I’d love to think our Sixers team can play a part in inspiring the next generation of girls.



Attack. Inspire. Succeed. That’s our team motto. It’s something that’s important to all of us and reinforced by our coach, Ben Sawyer.


Ben is a big reason behind the Sixers’ success. He genuinely loves this team and the people in it. That’s helped us develop a strong culture. We’ve had a talented core group of players from the first season, but we’ve also been able to add people like Dane van Niekerk and Erin Burns because they’d heard great things about us.


We’ve also been able to retain most of the players who have been there from that opening season. It might not sound like much, but it makes so much difference when you know, at a deep and personal level, the personalities of the players around you.

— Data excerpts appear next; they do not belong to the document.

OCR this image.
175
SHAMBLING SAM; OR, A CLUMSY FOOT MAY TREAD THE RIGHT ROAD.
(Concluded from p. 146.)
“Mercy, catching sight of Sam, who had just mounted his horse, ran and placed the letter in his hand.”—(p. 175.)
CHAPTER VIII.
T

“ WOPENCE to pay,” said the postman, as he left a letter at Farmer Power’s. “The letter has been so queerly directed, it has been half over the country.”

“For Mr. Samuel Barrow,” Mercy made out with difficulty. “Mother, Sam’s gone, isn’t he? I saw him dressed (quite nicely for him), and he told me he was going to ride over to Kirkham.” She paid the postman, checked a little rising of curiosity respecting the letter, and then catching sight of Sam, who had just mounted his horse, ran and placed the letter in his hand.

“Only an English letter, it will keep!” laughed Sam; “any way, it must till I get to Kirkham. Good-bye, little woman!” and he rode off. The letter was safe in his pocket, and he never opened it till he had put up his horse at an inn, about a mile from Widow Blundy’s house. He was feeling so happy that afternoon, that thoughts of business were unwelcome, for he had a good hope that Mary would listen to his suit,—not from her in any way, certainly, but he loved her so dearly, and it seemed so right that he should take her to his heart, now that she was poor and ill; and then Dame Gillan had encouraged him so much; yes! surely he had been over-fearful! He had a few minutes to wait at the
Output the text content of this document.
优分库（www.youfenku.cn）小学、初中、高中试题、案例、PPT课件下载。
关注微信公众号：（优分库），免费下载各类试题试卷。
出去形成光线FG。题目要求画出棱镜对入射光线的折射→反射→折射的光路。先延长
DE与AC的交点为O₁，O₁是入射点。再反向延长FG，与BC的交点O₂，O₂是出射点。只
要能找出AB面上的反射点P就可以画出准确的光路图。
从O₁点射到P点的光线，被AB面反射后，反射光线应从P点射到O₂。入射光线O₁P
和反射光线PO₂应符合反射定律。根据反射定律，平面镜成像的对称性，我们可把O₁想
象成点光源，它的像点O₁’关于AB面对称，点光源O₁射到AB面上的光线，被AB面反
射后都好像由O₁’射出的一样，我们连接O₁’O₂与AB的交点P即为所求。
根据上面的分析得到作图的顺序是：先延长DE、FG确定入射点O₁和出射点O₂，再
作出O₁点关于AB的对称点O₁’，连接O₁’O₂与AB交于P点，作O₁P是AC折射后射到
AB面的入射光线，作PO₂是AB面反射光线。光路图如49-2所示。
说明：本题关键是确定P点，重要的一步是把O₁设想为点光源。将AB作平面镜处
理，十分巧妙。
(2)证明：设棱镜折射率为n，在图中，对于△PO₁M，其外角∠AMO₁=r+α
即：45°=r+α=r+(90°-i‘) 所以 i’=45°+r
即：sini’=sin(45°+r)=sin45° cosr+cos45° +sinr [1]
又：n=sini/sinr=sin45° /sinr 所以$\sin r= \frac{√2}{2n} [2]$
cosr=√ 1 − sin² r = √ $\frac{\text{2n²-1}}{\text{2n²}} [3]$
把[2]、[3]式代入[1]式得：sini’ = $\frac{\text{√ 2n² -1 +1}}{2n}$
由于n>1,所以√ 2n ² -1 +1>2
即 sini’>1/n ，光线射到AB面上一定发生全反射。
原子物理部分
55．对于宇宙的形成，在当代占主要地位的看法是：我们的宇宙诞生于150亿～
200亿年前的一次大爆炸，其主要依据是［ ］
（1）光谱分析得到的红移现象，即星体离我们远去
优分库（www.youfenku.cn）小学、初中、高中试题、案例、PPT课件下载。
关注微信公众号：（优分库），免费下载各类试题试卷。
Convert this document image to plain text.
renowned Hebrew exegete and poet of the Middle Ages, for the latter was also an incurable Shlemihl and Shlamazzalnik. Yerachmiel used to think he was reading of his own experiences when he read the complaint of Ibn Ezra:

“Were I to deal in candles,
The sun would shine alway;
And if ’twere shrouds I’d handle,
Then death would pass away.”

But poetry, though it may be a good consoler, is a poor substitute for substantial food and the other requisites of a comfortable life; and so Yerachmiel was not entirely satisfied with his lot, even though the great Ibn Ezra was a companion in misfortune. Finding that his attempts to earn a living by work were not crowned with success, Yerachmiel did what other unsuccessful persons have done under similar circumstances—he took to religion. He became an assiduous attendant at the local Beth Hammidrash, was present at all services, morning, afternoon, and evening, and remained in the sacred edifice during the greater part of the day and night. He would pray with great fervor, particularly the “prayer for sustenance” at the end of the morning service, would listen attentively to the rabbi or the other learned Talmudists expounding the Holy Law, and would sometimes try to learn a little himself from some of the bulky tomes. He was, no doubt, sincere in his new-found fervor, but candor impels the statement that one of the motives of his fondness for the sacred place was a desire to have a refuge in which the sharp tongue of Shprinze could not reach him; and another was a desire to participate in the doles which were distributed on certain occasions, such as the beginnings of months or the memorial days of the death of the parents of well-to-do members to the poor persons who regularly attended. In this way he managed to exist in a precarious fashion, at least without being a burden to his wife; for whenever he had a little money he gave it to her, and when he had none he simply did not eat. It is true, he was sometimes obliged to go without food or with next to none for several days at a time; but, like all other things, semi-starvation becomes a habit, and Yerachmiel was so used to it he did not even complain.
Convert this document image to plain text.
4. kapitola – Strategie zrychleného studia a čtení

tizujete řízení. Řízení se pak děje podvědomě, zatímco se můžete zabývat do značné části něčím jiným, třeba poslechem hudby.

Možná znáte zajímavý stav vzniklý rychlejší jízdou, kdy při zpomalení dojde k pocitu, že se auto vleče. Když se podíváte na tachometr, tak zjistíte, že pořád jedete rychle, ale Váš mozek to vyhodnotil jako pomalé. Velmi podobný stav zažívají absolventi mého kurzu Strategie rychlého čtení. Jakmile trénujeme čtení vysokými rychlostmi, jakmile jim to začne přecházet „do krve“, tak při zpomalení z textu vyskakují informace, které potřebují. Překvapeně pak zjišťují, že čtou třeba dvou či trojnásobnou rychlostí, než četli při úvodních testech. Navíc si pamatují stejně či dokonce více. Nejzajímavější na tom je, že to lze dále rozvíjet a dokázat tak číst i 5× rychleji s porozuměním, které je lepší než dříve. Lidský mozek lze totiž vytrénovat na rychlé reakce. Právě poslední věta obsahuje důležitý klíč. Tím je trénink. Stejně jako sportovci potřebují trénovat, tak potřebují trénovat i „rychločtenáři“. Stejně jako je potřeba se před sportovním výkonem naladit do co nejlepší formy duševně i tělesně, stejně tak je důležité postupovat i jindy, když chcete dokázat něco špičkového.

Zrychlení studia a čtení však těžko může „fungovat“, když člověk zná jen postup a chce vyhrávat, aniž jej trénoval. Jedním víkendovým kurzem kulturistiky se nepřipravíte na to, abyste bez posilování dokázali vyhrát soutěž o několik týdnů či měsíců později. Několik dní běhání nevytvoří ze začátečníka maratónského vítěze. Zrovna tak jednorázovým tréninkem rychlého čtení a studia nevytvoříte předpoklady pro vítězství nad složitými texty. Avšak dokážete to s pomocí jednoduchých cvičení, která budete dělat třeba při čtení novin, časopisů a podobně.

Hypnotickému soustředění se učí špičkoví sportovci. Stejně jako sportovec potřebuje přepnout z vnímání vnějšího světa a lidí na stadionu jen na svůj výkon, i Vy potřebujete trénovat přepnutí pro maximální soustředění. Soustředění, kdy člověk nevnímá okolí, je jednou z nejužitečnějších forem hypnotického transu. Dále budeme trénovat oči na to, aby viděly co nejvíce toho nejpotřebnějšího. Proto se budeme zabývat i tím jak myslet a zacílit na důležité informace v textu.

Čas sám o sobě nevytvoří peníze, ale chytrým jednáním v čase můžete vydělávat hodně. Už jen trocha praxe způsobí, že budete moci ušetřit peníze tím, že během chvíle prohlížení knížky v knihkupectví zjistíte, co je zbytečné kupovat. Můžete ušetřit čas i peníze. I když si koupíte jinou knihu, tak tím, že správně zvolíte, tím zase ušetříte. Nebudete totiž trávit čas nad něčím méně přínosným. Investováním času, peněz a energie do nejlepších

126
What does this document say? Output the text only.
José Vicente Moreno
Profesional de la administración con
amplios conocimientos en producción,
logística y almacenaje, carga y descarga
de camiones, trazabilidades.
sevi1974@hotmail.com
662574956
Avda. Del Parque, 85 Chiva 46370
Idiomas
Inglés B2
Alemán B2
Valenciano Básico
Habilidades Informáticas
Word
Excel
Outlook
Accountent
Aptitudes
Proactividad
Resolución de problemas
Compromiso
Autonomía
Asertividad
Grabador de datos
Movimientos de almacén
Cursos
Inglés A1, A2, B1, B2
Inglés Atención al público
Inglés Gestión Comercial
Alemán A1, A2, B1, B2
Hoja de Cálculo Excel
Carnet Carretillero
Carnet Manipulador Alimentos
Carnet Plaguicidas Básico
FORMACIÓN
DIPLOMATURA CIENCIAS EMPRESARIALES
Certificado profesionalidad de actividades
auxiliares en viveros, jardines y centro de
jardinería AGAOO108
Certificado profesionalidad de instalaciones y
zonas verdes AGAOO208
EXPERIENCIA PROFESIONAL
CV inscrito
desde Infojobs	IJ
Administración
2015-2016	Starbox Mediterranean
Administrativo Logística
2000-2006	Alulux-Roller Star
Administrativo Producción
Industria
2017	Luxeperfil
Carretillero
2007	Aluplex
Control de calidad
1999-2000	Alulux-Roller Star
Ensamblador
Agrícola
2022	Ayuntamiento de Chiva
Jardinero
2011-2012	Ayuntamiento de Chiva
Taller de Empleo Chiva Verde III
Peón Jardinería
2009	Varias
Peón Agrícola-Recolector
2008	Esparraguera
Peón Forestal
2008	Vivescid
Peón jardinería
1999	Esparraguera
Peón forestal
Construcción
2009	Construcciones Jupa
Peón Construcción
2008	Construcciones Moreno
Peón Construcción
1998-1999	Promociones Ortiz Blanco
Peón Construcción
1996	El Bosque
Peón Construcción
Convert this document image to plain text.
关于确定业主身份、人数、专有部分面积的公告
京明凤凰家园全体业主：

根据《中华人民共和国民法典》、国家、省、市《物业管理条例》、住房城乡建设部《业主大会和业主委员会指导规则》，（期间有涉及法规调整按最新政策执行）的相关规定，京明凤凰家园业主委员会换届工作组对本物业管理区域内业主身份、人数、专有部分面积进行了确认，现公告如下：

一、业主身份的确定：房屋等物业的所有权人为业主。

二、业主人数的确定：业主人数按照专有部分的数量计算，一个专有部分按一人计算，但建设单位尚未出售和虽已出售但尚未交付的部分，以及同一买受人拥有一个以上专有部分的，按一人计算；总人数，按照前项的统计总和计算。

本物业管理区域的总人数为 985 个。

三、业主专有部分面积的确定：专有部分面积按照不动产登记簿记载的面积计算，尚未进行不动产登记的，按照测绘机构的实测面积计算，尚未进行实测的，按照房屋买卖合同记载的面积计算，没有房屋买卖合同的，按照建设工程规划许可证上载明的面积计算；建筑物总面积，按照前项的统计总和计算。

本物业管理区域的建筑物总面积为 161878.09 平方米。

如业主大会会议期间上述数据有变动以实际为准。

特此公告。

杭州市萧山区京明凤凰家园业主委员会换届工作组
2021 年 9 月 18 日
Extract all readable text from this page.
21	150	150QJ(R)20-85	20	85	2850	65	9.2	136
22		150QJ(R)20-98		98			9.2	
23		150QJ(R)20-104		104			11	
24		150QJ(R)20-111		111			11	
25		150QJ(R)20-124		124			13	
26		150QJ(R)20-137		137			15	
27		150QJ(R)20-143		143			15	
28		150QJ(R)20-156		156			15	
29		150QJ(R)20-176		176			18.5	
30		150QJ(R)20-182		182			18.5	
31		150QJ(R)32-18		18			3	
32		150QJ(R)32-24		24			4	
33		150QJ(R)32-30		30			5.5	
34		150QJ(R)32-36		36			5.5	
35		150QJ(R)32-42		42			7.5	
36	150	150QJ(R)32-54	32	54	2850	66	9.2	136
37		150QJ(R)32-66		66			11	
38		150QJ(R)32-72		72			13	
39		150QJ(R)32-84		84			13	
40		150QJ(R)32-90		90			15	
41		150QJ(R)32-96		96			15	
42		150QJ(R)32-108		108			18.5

Knowing when to steer clear of someone, or when they need a hug, can make a massive difference.


There’s still plenty of work to do, but the goal has always been to win a third straight WBBL title this season. That would be an amazing achievement. And then I’d love to think that in 10 or 11 years time you’ll be seeing our games on replay.


You know when Fox Sports show classic matches through the day? They’re usually great teams of the past, big dynasties, like the Aussie men’s teams that won World Cups through the late 1990s and early 2000s.


With any luck, that’ll be the Sixers WBBL team on repeat one day.